«Todos somos hijos e hijas de un mismo Padre que nos ama. Nadie puede ser agredido, denostado o excluido por su raza, sexo, edad, condición o creencias. El ataque que causó la muerte a este joven, como tantas otras expresiones de violencia contra personas, no puede dejar indiferente a nuestra sociedad». [1]
Con estas palabras, Monseñor Ricardo Ezzati reaccionaba ante la muerte de Daniel Zamudio. Los dichos del prelado fueron considerados por muchos como tardíos, calificándolos, incluso, como un acto de indulgencia o “buena crianza”. Más allá del juicio que podamos hacer de sus palabras y el momento en que las hizo, resulta relevante considerar que las declaraciones de Ezzati se sostienen bajo una serie de afirmaciones que generan consenso entre quienes se definen como católicos. Más aún, parecieran ser palabras que generan cierto nivel de adhesión, incluso, entre quienes no son creyentes. ¿Por qué recordarlas? Porque son las palabras que cualquier persona homosexual, que se reconoce como miembro de un determinado credo, esperaría escuchar de sus pastores, de quienes dicen representar un mensaje que pretende, ante todo, humanizar y reconocer en dignidad la experiencia del otro. La condena del acto criminal se agradece, pero pareciera no ser suficiente.

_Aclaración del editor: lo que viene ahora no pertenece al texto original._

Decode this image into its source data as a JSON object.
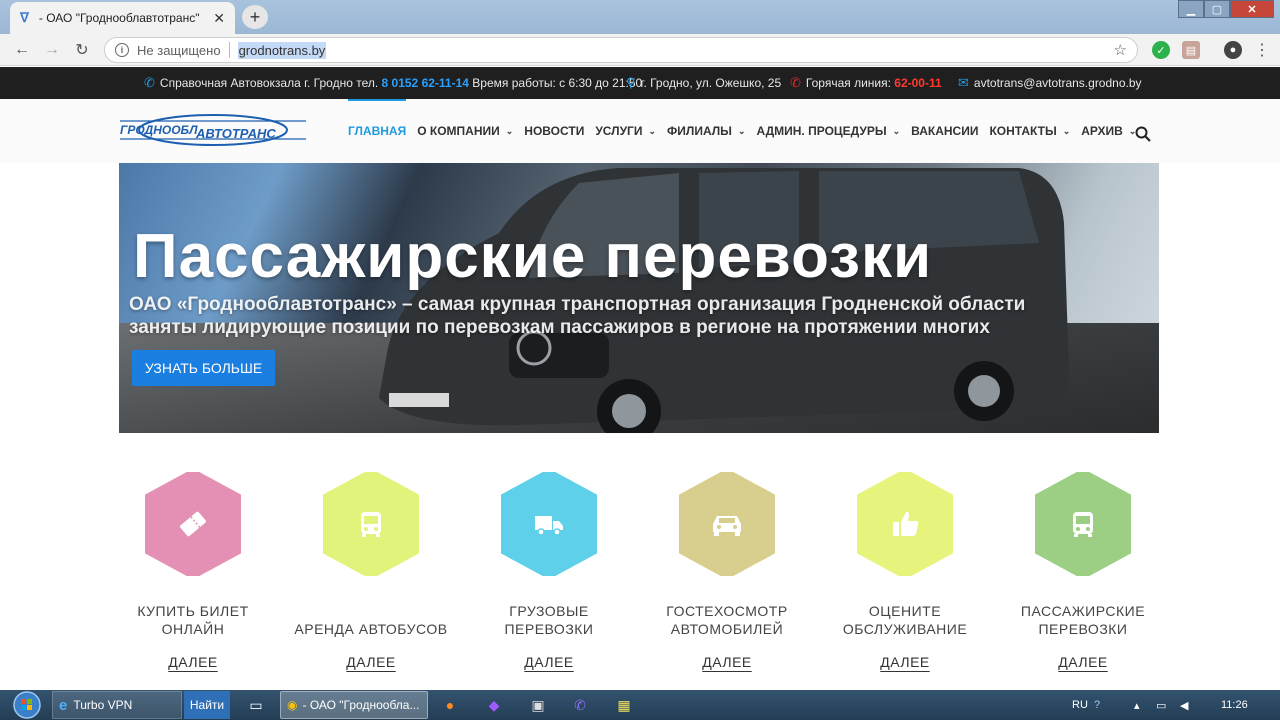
{
  "browser": {
    "tab_title": "- ОАО \"Гроднооблавтотранс\"",
    "security_text": "Не защищено",
    "url": "grodnotrans.by"
  },
  "topbar": {
    "phone_label": "Справочная Автовокзала г. Гродно тел.",
    "phone_number": "8 0152 62-11-14",
    "hours": "Время работы: с 6:30 до 21:50",
    "address": "г. Гродно, ул. Ожешко, 25",
    "hotline_label": "Горячая линия:",
    "hotline_number": "62-00-11",
    "email": "avtotrans@avtotrans.grodno.by"
  },
  "logo": {
    "text1": "ГРОДНООБЛ",
    "text2": "АВТОТРАНС"
  },
  "nav": [
    {
      "label": "ГЛАВНАЯ",
      "active": true,
      "dropdown": false
    },
    {
      "label": "О КОМПАНИИ",
      "active": false,
      "dropdown": true
    },
    {
      "label": "НОВОСТИ",
      "active": false,
      "dropdown": false
    },
    {
      "label": "УСЛУГИ",
      "active": false,
      "dropdown": true
    },
    {
      "label": "ФИЛИАЛЫ",
      "active": false,
      "dropdown": true
    },
    {
      "label": "АДМИН. ПРОЦЕДУРЫ",
      "active": false,
      "dropdown": true
    },
    {
      "label": "ВАКАНСИИ",
      "active": false,
      "dropdown": false
    },
    {
      "label": "КОНТАКТЫ",
      "active": false,
      "dropdown": true
    },
    {
      "label": "АРХИВ",
      "active": false,
      "dropdown": true
    }
  ],
  "hero": {
    "title": "Пассажирские перевозки",
    "subtitle_line1": "ОАО «Гроднооблавтотранс» – самая крупная транспортная организация Гродненской области",
    "subtitle_line2": "заняты лидирующие позиции по перевозкам пассажиров в регионе на протяжении многих",
    "button": "УЗНАТЬ БОЛЬШЕ"
  },
  "services": [
    {
      "line1": "КУПИТЬ БИЛЕТ",
      "line2": "ОНЛАЙН",
      "more": "ДАЛЕЕ",
      "color": "#e48fb4",
      "icon": "ticket-icon"
    },
    {
      "line1": "",
      "line2": "АРЕНДА АВТОБУСОВ",
      "more": "ДАЛЕЕ",
      "color": "#e3f27a",
      "icon": "bus-icon"
    },
    {
      "line1": "ГРУЗОВЫЕ",
      "line2": "ПЕРЕВОЗКИ",
      "more": "ДАЛЕЕ",
      "color": "#5fd0ea",
      "icon": "truck-icon"
    },
    {
      "line1": "ГОСТЕХОСМОТР",
      "line2": "АВТОМОБИЛЕЙ",
      "more": "ДАЛЕЕ",
      "color": "#d8cf8f",
      "icon": "car-icon"
    },
    {
      "line1": "ОЦЕНИТЕ",
      "line2": "ОБСЛУЖИВАНИЕ",
      "more": "ДАЛЕЕ",
      "color": "#e6f47e",
      "icon": "thumbs-up-icon"
    },
    {
      "line1": "ПАССАЖИРСКИЕ",
      "line2": "ПЕРЕВОЗКИ",
      "more": "ДАЛЕЕ",
      "color": "#9ccf84",
      "icon": "bus-icon"
    }
  ],
  "taskbar": {
    "vpn": "Turbo VPN",
    "find": "Найти",
    "chrome_window": "- ОАО \"Гроднообла...",
    "lang": "RU",
    "time": "11:26"
  }
}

No sería suficiente, porque los efectos que producen la intervención de las Iglesias, en particular la católica, serían distintos a los que se esperan. Para muchos, la intención no cuenta si no va acompañada de acciones sostenidas en materia de prevención de la violencia, cuidado y respeto hacia quienes se han sentido violentados: homosexuales, bisexuales y transexuales. La dificultad es evidente cuando el mensaje acentúa la sanción a la conducta y la aceptación de la condición: no se entiende que ambas actitudes coexistan dentro del contexto de una espiritualidad que supone, en su sentido más hondo, el amor, la aceptación incondicional y la misericordia como valores que debiesen inspirar las palabras y actos de quienes dicen honrar tales preceptos.
¿Qué hay en la estructura de las Iglesias, en el cuerpo doctrinal de las religiones, que facilitan una comprensión tan contradictoria de sus mensajes? ¿Por qué la primera codificación que se instala en la opinión pública se hace oír desde el odio y la homofobia? ¿Qué pasa con la comunidad creyente y con las formas de socialización de una experiencia de Dios que, en sus bases, asume el amor como criterio de juicio y comprensión de la realidad?
Las respuestas a éstas y otras interrogantes cuestionan una dimensión ética del asunto, que implica revisar tanto las responsabilidades institucionales y personales, como los efectos que tienen las palabras e intervenciones de las Iglesias en el espacio público. Resulta preocupante el rechazo, la odiosidad y la desconfianza que produce el discurso creyente en materia de acogida de la diversidad sexual. Sabemos, también, que hay excepciones y un malestar creciente que ha ido articulando un discurso de denuncia contra todo aquello que no contribuye a la humanización y desarrollo pleno de la persona. Son muchos los que hoy arriesgan la palabra e interpretan la contingencia como una oportunidad para proponer caminos de diálogo y comprensión de una dificultad que no solo compromete a quienes detentan cargos de poder dentro de las Iglesias, sino a todos los que se reconocen como creyentes y miembros de una determinada religión.
La muerte de Daniel nos recuerda que, más allá de las palabras o discursos, sus tiempos y efectos, cargamos con una deuda que nos invita a construir un nuevo relato frente a una teología y un modo de entender lo religioso, que ha olvidado su sentido más profundo, aquello que hace de fundamento a toda experiencia creyente. En palabras de Frei Betto, una “religión que no lleva al amor, no es de Dios. Más importante que tener fe, abrazar una religión, frecuentar templos… es amar (…) Más vale un ateo que ama, que un creyente que odia, discrimina u oprime. El amor es la raíz y el fruto de la verdadera religión; y la experiencia de Dios, de toda auténtica fe”.